Khalil and his colleagues couldn’t confirm that Celexa-induced changes in behavior in the rats were to blame for the elevated rates of infection. But Khalil says they’re working on ways to test it. One option could be controlled-lab experiments: injecting the rats with the same pharmaceutical concentrations present in the environment and watching for behavioral changes. Another approach, which these researchers are already pursuing, involves tracking the behavior of individual rats with GPS or other devices and testing their droppings for contamination.

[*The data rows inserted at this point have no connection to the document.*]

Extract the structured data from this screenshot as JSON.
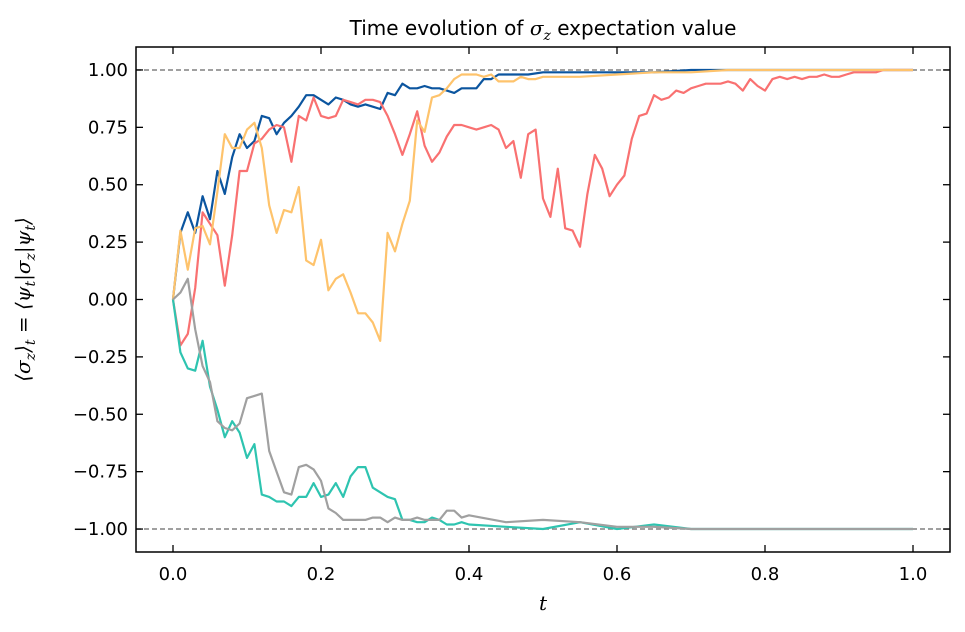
{
  "chart_data": {
    "type": "line",
    "title": "Time evolution of σ_z expectation value",
    "title_parts": [
      "Time evolution of ",
      "σ",
      "z",
      " expectation value"
    ],
    "xlabel": "t",
    "ylabel": "⟨σ_z⟩_t = ⟨ψ_t|σ_z|ψ_t⟩",
    "ylabel_parts": [
      "⟨σ",
      "z",
      "⟩",
      "t",
      " = ⟨ψ",
      "t",
      "|σ",
      "z",
      "|ψ",
      "t",
      "⟩"
    ],
    "xlim": [
      -0.05,
      1.05
    ],
    "ylim": [
      -1.1,
      1.1
    ],
    "xticks": [
      0.0,
      0.2,
      0.4,
      0.6,
      0.8,
      1.0
    ],
    "xtick_labels": [
      "0.0",
      "0.2",
      "0.4",
      "0.6",
      "0.8",
      "1.0"
    ],
    "yticks": [
      -1.0,
      -0.75,
      -0.5,
      -0.25,
      0.0,
      0.25,
      0.5,
      0.75,
      1.0
    ],
    "ytick_labels": [
      "−1.00",
      "−0.75",
      "−0.50",
      "−0.25",
      "0.00",
      "0.25",
      "0.50",
      "0.75",
      "1.00"
    ],
    "reference_lines": [
      1.0,
      -1.0
    ],
    "reference_line_color": "#808080",
    "grid": false,
    "legend": "none",
    "series": [
      {
        "color": "#0b559f",
        "x": [
          0,
          0.01,
          0.02,
          0.03,
          0.04,
          0.05,
          0.06,
          0.07,
          0.08,
          0.09,
          0.1,
          0.11,
          0.12,
          0.13,
          0.14,
          0.15,
          0.16,
          0.17,
          0.18,
          0.19,
          0.2,
          0.21,
          0.22,
          0.23,
          0.24,
          0.25,
          0.26,
          0.27,
          0.28,
          0.29,
          0.3,
          0.31,
          0.32,
          0.33,
          0.34,
          0.35,
          0.36,
          0.37,
          0.38,
          0.39,
          0.4,
          0.41,
          0.42,
          0.43,
          0.44,
          0.45,
          0.46,
          0.47,
          0.48,
          0.5,
          0.55,
          0.6,
          0.65,
          0.7,
          0.75,
          0.8,
          0.85,
          0.9,
          0.95,
          1.0
        ],
        "y": [
          0,
          0.29,
          0.38,
          0.29,
          0.45,
          0.35,
          0.56,
          0.46,
          0.62,
          0.72,
          0.66,
          0.69,
          0.8,
          0.79,
          0.72,
          0.77,
          0.8,
          0.84,
          0.89,
          0.89,
          0.87,
          0.85,
          0.88,
          0.87,
          0.85,
          0.84,
          0.85,
          0.84,
          0.83,
          0.9,
          0.89,
          0.94,
          0.92,
          0.92,
          0.93,
          0.92,
          0.92,
          0.91,
          0.9,
          0.92,
          0.92,
          0.92,
          0.96,
          0.96,
          0.98,
          0.98,
          0.98,
          0.98,
          0.98,
          0.99,
          0.99,
          0.99,
          0.99,
          1.0,
          1.0,
          1.0,
          1.0,
          1.0,
          1.0,
          1.0
        ]
      },
      {
        "color": "#f97171",
        "x": [
          0,
          0.01,
          0.02,
          0.03,
          0.04,
          0.05,
          0.06,
          0.07,
          0.08,
          0.09,
          0.1,
          0.11,
          0.12,
          0.13,
          0.14,
          0.15,
          0.16,
          0.17,
          0.18,
          0.19,
          0.2,
          0.21,
          0.22,
          0.23,
          0.24,
          0.25,
          0.26,
          0.27,
          0.28,
          0.29,
          0.3,
          0.31,
          0.32,
          0.33,
          0.34,
          0.35,
          0.36,
          0.37,
          0.38,
          0.39,
          0.4,
          0.41,
          0.42,
          0.43,
          0.44,
          0.45,
          0.46,
          0.47,
          0.48,
          0.49,
          0.5,
          0.51,
          0.52,
          0.53,
          0.54,
          0.55,
          0.56,
          0.57,
          0.58,
          0.59,
          0.6,
          0.61,
          0.62,
          0.63,
          0.64,
          0.65,
          0.66,
          0.67,
          0.68,
          0.69,
          0.7,
          0.71,
          0.72,
          0.73,
          0.74,
          0.75,
          0.76,
          0.77,
          0.78,
          0.79,
          0.8,
          0.81,
          0.82,
          0.83,
          0.84,
          0.85,
          0.86,
          0.87,
          0.88,
          0.89,
          0.9,
          0.91,
          0.92,
          0.93,
          0.94,
          0.95,
          0.96,
          0.97,
          0.98,
          0.99,
          1.0
        ],
        "y": [
          0,
          -0.2,
          -0.15,
          0.05,
          0.38,
          0.33,
          0.28,
          0.06,
          0.28,
          0.56,
          0.56,
          0.68,
          0.7,
          0.74,
          0.76,
          0.75,
          0.6,
          0.8,
          0.78,
          0.88,
          0.8,
          0.79,
          0.8,
          0.87,
          0.86,
          0.85,
          0.87,
          0.87,
          0.86,
          0.8,
          0.72,
          0.63,
          0.72,
          0.82,
          0.67,
          0.6,
          0.64,
          0.71,
          0.76,
          0.76,
          0.75,
          0.74,
          0.75,
          0.76,
          0.74,
          0.66,
          0.69,
          0.53,
          0.72,
          0.74,
          0.44,
          0.36,
          0.57,
          0.31,
          0.3,
          0.23,
          0.46,
          0.63,
          0.57,
          0.45,
          0.5,
          0.54,
          0.7,
          0.8,
          0.81,
          0.89,
          0.87,
          0.88,
          0.91,
          0.9,
          0.92,
          0.93,
          0.94,
          0.94,
          0.94,
          0.95,
          0.94,
          0.91,
          0.96,
          0.93,
          0.91,
          0.96,
          0.97,
          0.96,
          0.97,
          0.96,
          0.97,
          0.97,
          0.98,
          0.97,
          0.97,
          0.98,
          0.99,
          0.99,
          0.99,
          0.99,
          1.0,
          1.0,
          1.0,
          1.0,
          1.0
        ]
      },
      {
        "color": "#fec36c",
        "x": [
          0,
          0.01,
          0.02,
          0.03,
          0.04,
          0.05,
          0.06,
          0.07,
          0.08,
          0.09,
          0.1,
          0.11,
          0.12,
          0.13,
          0.14,
          0.15,
          0.16,
          0.17,
          0.18,
          0.19,
          0.2,
          0.21,
          0.22,
          0.23,
          0.24,
          0.25,
          0.26,
          0.27,
          0.28,
          0.29,
          0.3,
          0.31,
          0.32,
          0.33,
          0.34,
          0.35,
          0.36,
          0.37,
          0.38,
          0.39,
          0.4,
          0.41,
          0.42,
          0.43,
          0.44,
          0.45,
          0.46,
          0.47,
          0.48,
          0.49,
          0.5,
          0.55,
          0.6,
          0.65,
          0.7,
          0.75,
          0.8,
          0.85,
          0.9,
          0.95,
          1.0
        ],
        "y": [
          0,
          0.3,
          0.13,
          0.31,
          0.32,
          0.24,
          0.47,
          0.72,
          0.66,
          0.66,
          0.74,
          0.77,
          0.66,
          0.41,
          0.29,
          0.39,
          0.38,
          0.49,
          0.17,
          0.15,
          0.26,
          0.04,
          0.09,
          0.11,
          0.03,
          -0.06,
          -0.06,
          -0.1,
          -0.18,
          0.29,
          0.21,
          0.33,
          0.43,
          0.78,
          0.73,
          0.88,
          0.89,
          0.92,
          0.96,
          0.98,
          0.98,
          0.98,
          0.97,
          0.98,
          0.95,
          0.95,
          0.95,
          0.97,
          0.96,
          0.96,
          0.97,
          0.97,
          0.98,
          0.99,
          0.99,
          1.0,
          1.0,
          1.0,
          1.0,
          1.0,
          1.0
        ]
      },
      {
        "color": "#2ec4b0",
        "x": [
          0,
          0.01,
          0.02,
          0.03,
          0.04,
          0.05,
          0.06,
          0.07,
          0.08,
          0.09,
          0.1,
          0.11,
          0.12,
          0.13,
          0.14,
          0.15,
          0.16,
          0.17,
          0.18,
          0.19,
          0.2,
          0.21,
          0.22,
          0.23,
          0.24,
          0.25,
          0.26,
          0.27,
          0.28,
          0.29,
          0.3,
          0.31,
          0.32,
          0.33,
          0.34,
          0.35,
          0.36,
          0.37,
          0.38,
          0.39,
          0.4,
          0.45,
          0.5,
          0.55,
          0.6,
          0.65,
          0.7,
          0.75,
          0.8,
          0.85,
          0.9,
          0.95,
          1.0
        ],
        "y": [
          0,
          -0.23,
          -0.3,
          -0.31,
          -0.18,
          -0.38,
          -0.48,
          -0.6,
          -0.53,
          -0.58,
          -0.69,
          -0.63,
          -0.85,
          -0.86,
          -0.88,
          -0.88,
          -0.9,
          -0.86,
          -0.86,
          -0.8,
          -0.86,
          -0.85,
          -0.8,
          -0.86,
          -0.77,
          -0.73,
          -0.73,
          -0.82,
          -0.84,
          -0.86,
          -0.87,
          -0.96,
          -0.96,
          -0.97,
          -0.97,
          -0.95,
          -0.96,
          -0.98,
          -0.98,
          -0.97,
          -0.98,
          -0.99,
          -1.0,
          -0.97,
          -1.0,
          -0.98,
          -1.0,
          -1.0,
          -1.0,
          -1.0,
          -1.0,
          -1.0,
          -1.0
        ]
      },
      {
        "color": "#a0a0a0",
        "x": [
          0,
          0.01,
          0.02,
          0.03,
          0.04,
          0.05,
          0.06,
          0.07,
          0.08,
          0.09,
          0.1,
          0.11,
          0.12,
          0.13,
          0.14,
          0.15,
          0.16,
          0.17,
          0.18,
          0.19,
          0.2,
          0.21,
          0.22,
          0.23,
          0.24,
          0.25,
          0.26,
          0.27,
          0.28,
          0.29,
          0.3,
          0.31,
          0.32,
          0.33,
          0.34,
          0.35,
          0.36,
          0.37,
          0.38,
          0.39,
          0.4,
          0.45,
          0.5,
          0.55,
          0.6,
          0.65,
          0.7,
          0.75,
          0.8,
          0.85,
          0.9,
          0.95,
          1.0
        ],
        "y": [
          0,
          0.03,
          0.09,
          -0.13,
          -0.29,
          -0.36,
          -0.53,
          -0.56,
          -0.57,
          -0.54,
          -0.43,
          -0.42,
          -0.41,
          -0.66,
          -0.75,
          -0.84,
          -0.85,
          -0.73,
          -0.72,
          -0.74,
          -0.79,
          -0.91,
          -0.93,
          -0.96,
          -0.96,
          -0.96,
          -0.96,
          -0.95,
          -0.95,
          -0.97,
          -0.95,
          -0.96,
          -0.96,
          -0.95,
          -0.96,
          -0.96,
          -0.96,
          -0.92,
          -0.92,
          -0.95,
          -0.94,
          -0.97,
          -0.96,
          -0.97,
          -0.99,
          -0.99,
          -1.0,
          -1.0,
          -1.0,
          -1.0,
          -1.0,
          -1.0,
          -1.0
        ]
      }
    ]
  }
}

To understand whether a similar effect extends to other drugs in places outside the poor communities of Salvador, Brazil where the rats were trapped, they have launched similar studies of rats from places like Kisangani in the Democratic Republic of Congo; Niamey, the capital of Niger; and Nairobi, to see whether the relationships suggested by the Salvador study crop up there as well. They will also be testing for substances they had not previously covered, such as antivirals.
Pharmaceutical residue in the environment is more pervasive in communities with open sewers and poor rainwater drainage—like the favelas of Salvador—than in the cities and towns of wealthier countries. But even in the United States, these compounds can evade wastewater treatment. About 14.8 million prescriptions of citalopram, the generic for Celexa, are written in the U.S. each year, and the human body does not fully metabolize the drug, so anywhere from 10 percent to 70 percent of the active compound is excreted into wastewater. Treatment plants typically only remove a small fraction of it.
If our drugs are shaping disease risk in rats, the phenomenon could apply to other animals, such as bats and birds, as well. For example, dabbling ducks—a group of waterfowl species that includes the mallard—developed antiviral resistant influenza strains when they ingested Tamiflu in the environment, according to recent studies. And bats exposed to high levels of antivirals through the consumption of aquatic insects may shed more drug-resistant viruses, a recent preprint from scientists at the Cary Institute of Ecosystem Studies and Sweden’s Umea University suggests. Bioaccumulation in the food web can lead small insect-eating animals to gobble up volumes of pharmaceuticals that are far higher than the therapeutic dose in humans, as pointed out by a 2020 letter to Reviews on Environmental Health.
How human drugs travel through the environment has become a new point of focus for the Environmental Protection Agency, which recently put pharmaceuticals on a priority list as “candidate contaminants,” unregulated substances that could require regulation in the future. This opens the door for it to monitor them and their potential health effects. Rats could help humans get a better grasp of just how much pharmaceutical residue and microplastics are circulating in our urban environment. The EPA has also established human health benchmarks for 374 pharmaceuticals, a move aimed at helping communities determine whether the levels in their water are concerning.
Chelsea Himsworth, an associate professor at the School of Population and Public Health at the University of British Columbia in Canada, who didn’t participate in the study, says over email that while the findings are interesting, she doesn’t think it would “be practical for cities to monitor for this, given that it is a challenge for municipalities to even monitor the rats themselves.”
But if the additional research validates the results of the Salvador study, Khalil is hoping it will raise awareness among health authorities about the potential for pharmaceuticals to change disease-transmission patterns in rats. Preventing drugs from entering the water supply in the first place is likely a bigger challenge.